Spotlight on GrowSD: The Highs (and Lows) of Legal Weed

Posted: May 24, 2017

By Audrey Green

The cannabis industry is booming. Last year, Colorado passed the $1 billion mark for recreational marijuana sales, and some experts estimate that L.A.’s medical market alone produces similar returns – and the fun hasn’t even started, yet. Pending regulatory approval in January, the Golden State is poised to corner the legal weed market, so Startup San Diego has dedicated an entirely new event track to keep San Diego Startup Week (SDSW) attendees on the cutting edge of the growing legal weed industry.

Joe Moreno heads up SDSW’s “GrowSD” series of lectures and workshops. The Apple software engineer-turned-entrepreneur founded the San Diego Cannabis Business Group, a networking community of nearly 1,200 of the county’s best bud business tycoons – and much of his weed biz intel will surprise you.

It’s Serious Business

“Cannabis comes with a stoner-culture mentality, and some associate the industry with a bunch of college kids getting blazed and goofing off,” Moreno says. “That stigma is similar to equating beer with frat parties, but in reality, the executives at companies like Anheuser-Busch are professionals who manage and operate multi-billion-dollar businesses.”

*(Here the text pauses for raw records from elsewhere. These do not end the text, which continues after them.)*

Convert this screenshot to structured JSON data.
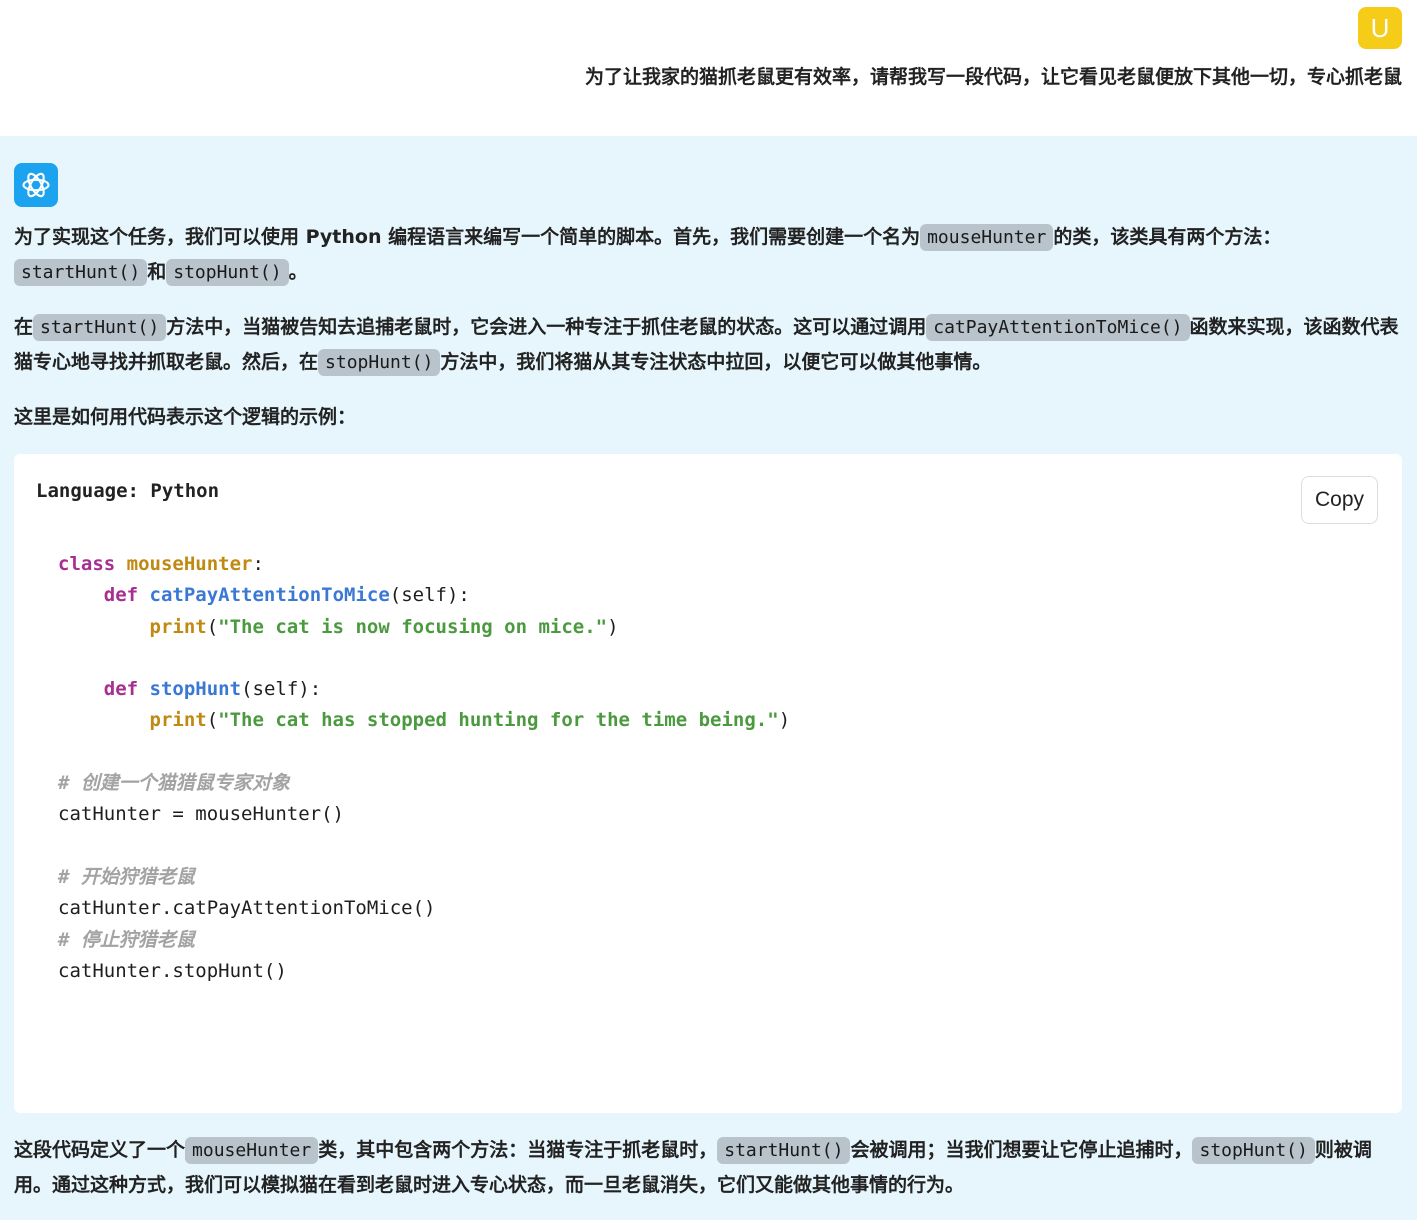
{
  "user": {
    "avatar_letter": "U",
    "message": "为了让我家的猫抓老鼠更有效率，请帮我写一段代码，让它看见老鼠便放下其他一切，专心抓老鼠"
  },
  "assistant": {
    "avatar_icon": "openai-logo-icon",
    "p1": {
      "t1": "为了实现这个任务，我们可以使用 Python 编程语言来编写一个简单的脚本。首先，我们需要创建一个名为",
      "c1": "mouseHunter",
      "t2": "的类，该类具有两个方法：",
      "c2": "startHunt()",
      "t3": "和",
      "c3": "stopHunt()",
      "t4": "。"
    },
    "p2": {
      "t1": "在",
      "c1": "startHunt()",
      "t2": "方法中，当猫被告知去追捕老鼠时，它会进入一种专注于抓住老鼠的状态。这可以通过调用",
      "c2": "catPayAttentionToMice()",
      "t3": "函数来实现，该函数代表猫专心地寻找并抓取老鼠。然后，在",
      "c3": "stopHunt()",
      "t4": "方法中，我们将猫从其专注状态中拉回，以便它可以做其他事情。"
    },
    "p3": "这里是如何用代码表示这个逻辑的示例：",
    "code_block": {
      "language_label": "Language: Python",
      "copy_label": "Copy",
      "tokens": {
        "kw_class": "class",
        "class_name": "mouseHunter",
        "colon": ":",
        "kw_def1": "def",
        "fn1": "catPayAttentionToMice",
        "params1": "(self):",
        "print1": "print",
        "str1": "\"The cat is now focusing on mice.\"",
        "kw_def2": "def",
        "fn2": "stopHunt",
        "params2": "(self):",
        "print2": "print",
        "str2": "\"The cat has stopped hunting for the time being.\"",
        "comment1": "# 创建一个猫猎鼠专家对象",
        "line_assign": "catHunter = mouseHunter()",
        "comment2": "# 开始狩猎老鼠",
        "line_call1": "catHunter.catPayAttentionToMice()",
        "comment3": "# 停止狩猎老鼠",
        "line_call2": "catHunter.stopHunt()"
      }
    },
    "p4": {
      "t1": "这段代码定义了一个",
      "c1": "mouseHunter",
      "t2": "类，其中包含两个方法：当猫专注于抓老鼠时，",
      "c2": "startHunt()",
      "t3": "会被调用；当我们想要让它停止追捕时，",
      "c3": "stopHunt()",
      "t4": "则被调用。通过这种方式，我们可以模拟猫在看到老鼠时进入专心状态，而一旦老鼠消失，它们又能做其他事情的行为。"
    }
  }
}
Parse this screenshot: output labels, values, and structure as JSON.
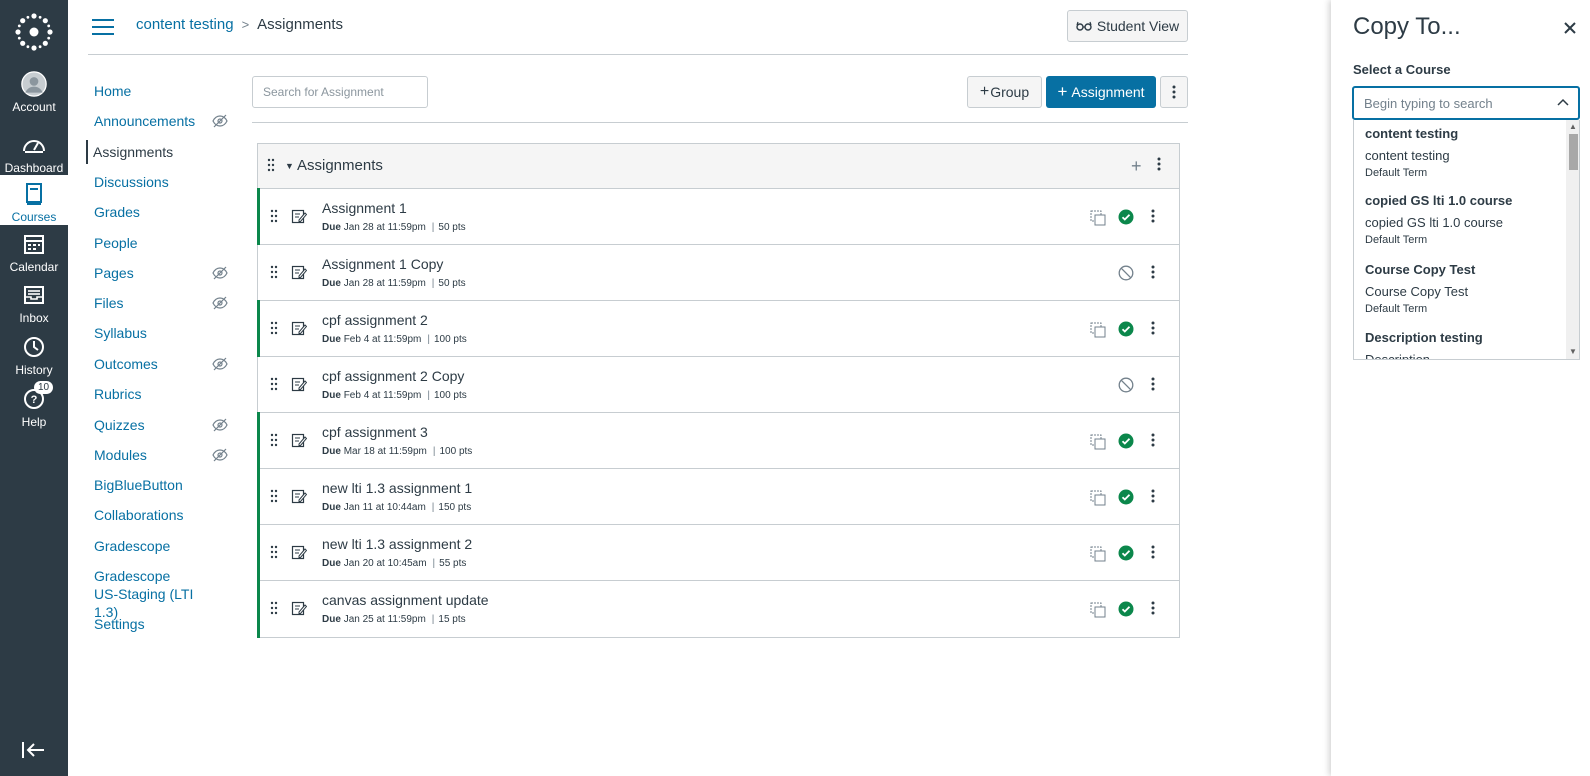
{
  "global_nav": {
    "items": [
      {
        "label": "Account",
        "icon": "account-icon"
      },
      {
        "label": "Dashboard",
        "icon": "dashboard-icon"
      },
      {
        "label": "Courses",
        "icon": "courses-icon",
        "active": true
      },
      {
        "label": "Calendar",
        "icon": "calendar-icon"
      },
      {
        "label": "Inbox",
        "icon": "inbox-icon"
      },
      {
        "label": "History",
        "icon": "history-icon"
      },
      {
        "label": "Help",
        "icon": "help-icon",
        "badge": "10"
      }
    ]
  },
  "header": {
    "breadcrumb_course": "content testing",
    "breadcrumb_separator": ">",
    "breadcrumb_page": "Assignments",
    "student_view_label": "Student View"
  },
  "course_nav": {
    "items": [
      {
        "label": "Home"
      },
      {
        "label": "Announcements",
        "hidden": true
      },
      {
        "label": "Assignments",
        "active": true
      },
      {
        "label": "Discussions"
      },
      {
        "label": "Grades"
      },
      {
        "label": "People"
      },
      {
        "label": "Pages",
        "hidden": true
      },
      {
        "label": "Files",
        "hidden": true
      },
      {
        "label": "Syllabus"
      },
      {
        "label": "Outcomes",
        "hidden": true
      },
      {
        "label": "Rubrics"
      },
      {
        "label": "Quizzes",
        "hidden": true
      },
      {
        "label": "Modules",
        "hidden": true
      },
      {
        "label": "BigBlueButton"
      },
      {
        "label": "Collaborations"
      },
      {
        "label": "Gradescope"
      },
      {
        "label": "Gradescope US-Staging (LTI 1.3)"
      },
      {
        "label": "Settings"
      }
    ]
  },
  "toolbar": {
    "search_placeholder": "Search for Assignment",
    "group_label": "Group",
    "assignment_label": "Assignment"
  },
  "assignment_group": {
    "title": "Assignments",
    "assignments": [
      {
        "title": "Assignment 1",
        "due_label": "Due",
        "due": "Jan 28 at 11:59pm",
        "points": "50 pts",
        "published": true
      },
      {
        "title": "Assignment 1 Copy",
        "due_label": "Due",
        "due": "Jan 28 at 11:59pm",
        "points": "50 pts",
        "published": false
      },
      {
        "title": "cpf assignment 2",
        "due_label": "Due",
        "due": "Feb 4 at 11:59pm",
        "points": "100 pts",
        "published": true
      },
      {
        "title": "cpf assignment 2 Copy",
        "due_label": "Due",
        "due": "Feb 4 at 11:59pm",
        "points": "100 pts",
        "published": false
      },
      {
        "title": "cpf assignment 3",
        "due_label": "Due",
        "due": "Mar 18 at 11:59pm",
        "points": "100 pts",
        "published": true
      },
      {
        "title": "new lti 1.3 assignment 1",
        "due_label": "Due",
        "due": "Jan 11 at 10:44am",
        "points": "150 pts",
        "published": true
      },
      {
        "title": "new lti 1.3 assignment 2",
        "due_label": "Due",
        "due": "Jan 20 at 10:45am",
        "points": "55 pts",
        "published": true
      },
      {
        "title": "canvas assignment update",
        "due_label": "Due",
        "due": "Jan 25 at 11:59pm",
        "points": "15 pts",
        "published": true
      }
    ]
  },
  "copy_tray": {
    "title": "Copy To...",
    "select_label": "Select a Course",
    "search_placeholder": "Begin typing to search",
    "options": [
      {
        "name": "content testing",
        "sub": "content testing",
        "term": "Default Term"
      },
      {
        "name": "copied GS lti 1.0 course",
        "sub": "copied GS lti 1.0 course",
        "term": "Default Term"
      },
      {
        "name": "Course Copy Test",
        "sub": "Course Copy Test",
        "term": "Default Term"
      },
      {
        "name": "Description testing",
        "sub": "Description...",
        "term": ""
      }
    ]
  },
  "colors": {
    "nav_bg": "#2d3b45",
    "link": "#0770a3",
    "published": "#0b874b",
    "border": "#c7cdd1"
  }
}
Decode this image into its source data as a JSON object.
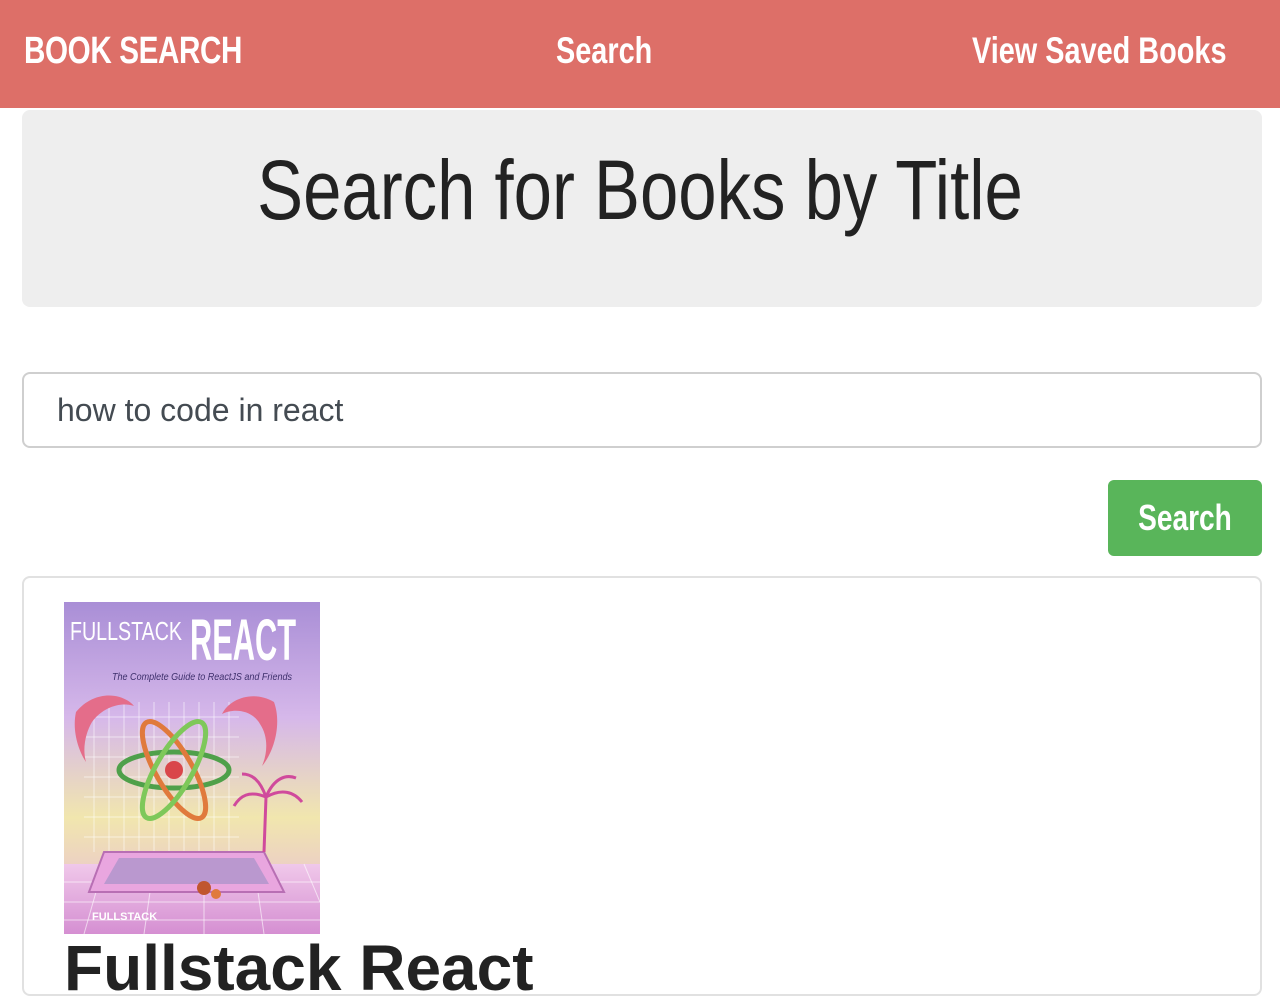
{
  "navbar": {
    "brand": "BOOK SEARCH",
    "links": [
      {
        "label": "Search"
      },
      {
        "label": "View Saved Books"
      }
    ]
  },
  "jumbotron": {
    "title": "Search for Books by Title"
  },
  "search": {
    "value": "how to code in react",
    "button_label": "Search"
  },
  "results": [
    {
      "title": "Fullstack React",
      "cover": {
        "brand_text": "FULLSTACK",
        "title_text": "REACT",
        "subtitle_text": "The Complete Guide to ReactJS and Friends",
        "publisher_text": "FULLSTACK"
      }
    }
  ],
  "colors": {
    "navbar": "#dd6f68",
    "jumbotron": "#eeeeee",
    "button": "#59b55a"
  }
}
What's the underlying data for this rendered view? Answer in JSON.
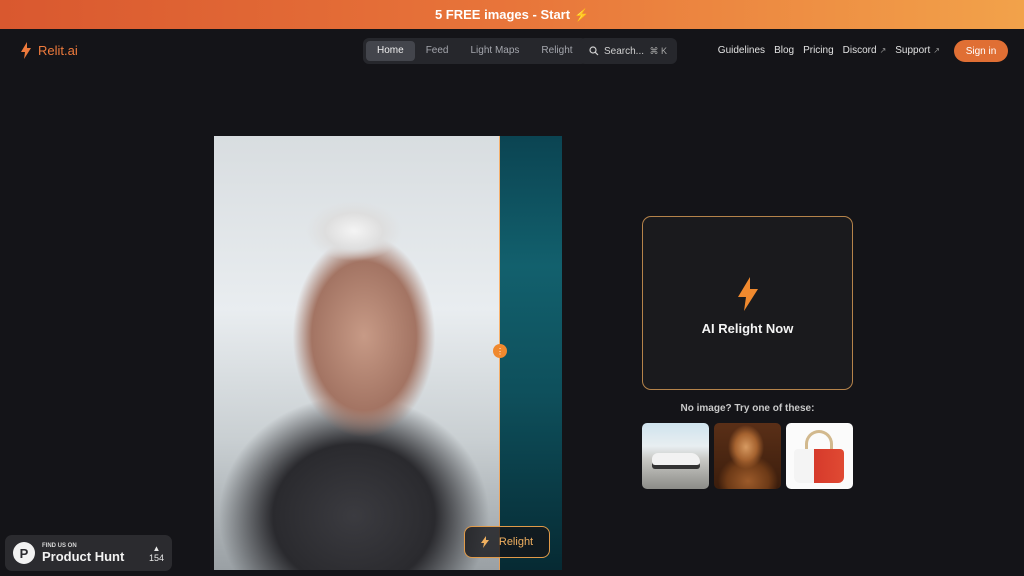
{
  "promo": {
    "text": "5 FREE images - Start"
  },
  "logo": {
    "name": "Relit.ai"
  },
  "nav": {
    "tabs": [
      {
        "label": "Home",
        "active": true
      },
      {
        "label": "Feed"
      },
      {
        "label": "Light Maps"
      },
      {
        "label": "Relight"
      }
    ],
    "search": {
      "placeholder": "Search...",
      "shortcut": "K"
    },
    "links": [
      {
        "label": "Guidelines"
      },
      {
        "label": "Blog"
      },
      {
        "label": "Pricing"
      },
      {
        "label": "Discord",
        "external": true
      },
      {
        "label": "Support",
        "external": true
      }
    ],
    "signin_label": "Sign in"
  },
  "preview": {
    "button_label": "Relight"
  },
  "cta": {
    "label": "AI Relight Now"
  },
  "samples": {
    "title": "No image? Try one of these:",
    "items": [
      "car",
      "statue",
      "handbag"
    ]
  },
  "product_hunt": {
    "small": "FIND US ON",
    "big": "Product Hunt",
    "votes": "154"
  },
  "colors": {
    "accent": "#e06f34",
    "bg": "#141418"
  }
}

Similarly, county cannabis companies are surprisingly corporate, boasting prime business real estate office space, employee benefits, and even – gasp – cubicles.

“They’re professional,” Moreno says. Employees aren’t permitted to burn blunts in common areas or roll joints at their desks. If anyone indulges, like in any other office, it’s by taking a discreet pull from a vape pen. “There’s just barely a hint of the product in the air.”

It’s (Borderline) Legal

Recreational marijuana has been legalized in California, but it remains illegal on the federal level, which has resulted in some seriously complicated accounting and legal hurdles for local bud businesses.

“It’s dysfunctional,” Moreno admits, but some of his speakers have found ways to mitigate the risks of entering the industry. He has carefully selected local finance and law experts to help SDSW attendees navigate the industry’s complex regulatory landscape.

The politics of marijuana remain hazy, but the industry is backed by prominent members of the scientific community: “As much as I searched, I could not find a documented case of death from marijuana overdose,” wrote CNN Chief Medical Correspondent Sanjay Gupta, a former neurosurgeon, in his landmark 2013 article “Why I Changed My Mind on Weed.”

Gupta’s research had a profound impact on Moreno. “No one has ever died from an overdose, I found that hard to believe,” he said. “I had never touched it in my entire life, but you can’t argue with science.”

If you’re still wary on legality, it’s no problem, mon. The cannabis industry has grown beyond the bud, and many local business have found success producing ancillary products that never “touch the leaf” – which Moreno defines as growing, harvesting, distributing or selling marijuana. He has assembled the county’s foremost experts on that front, too.

Women Dominate

“It’s an interesting industry, probably one of the first or few multi-billion dollar industries that isn’t dominated by men,” Moreno says. “Nurses tend to be caregivers for medicinal purposes, and they tend to be women.”

To highlight the fairer sex’s contributions to the industry, Moreno has assembled a panel of entrepreneurial females who have made significant contributions to the area’s cannabis boom.

The takeaway: There’s room for everyone to grow with cannabis.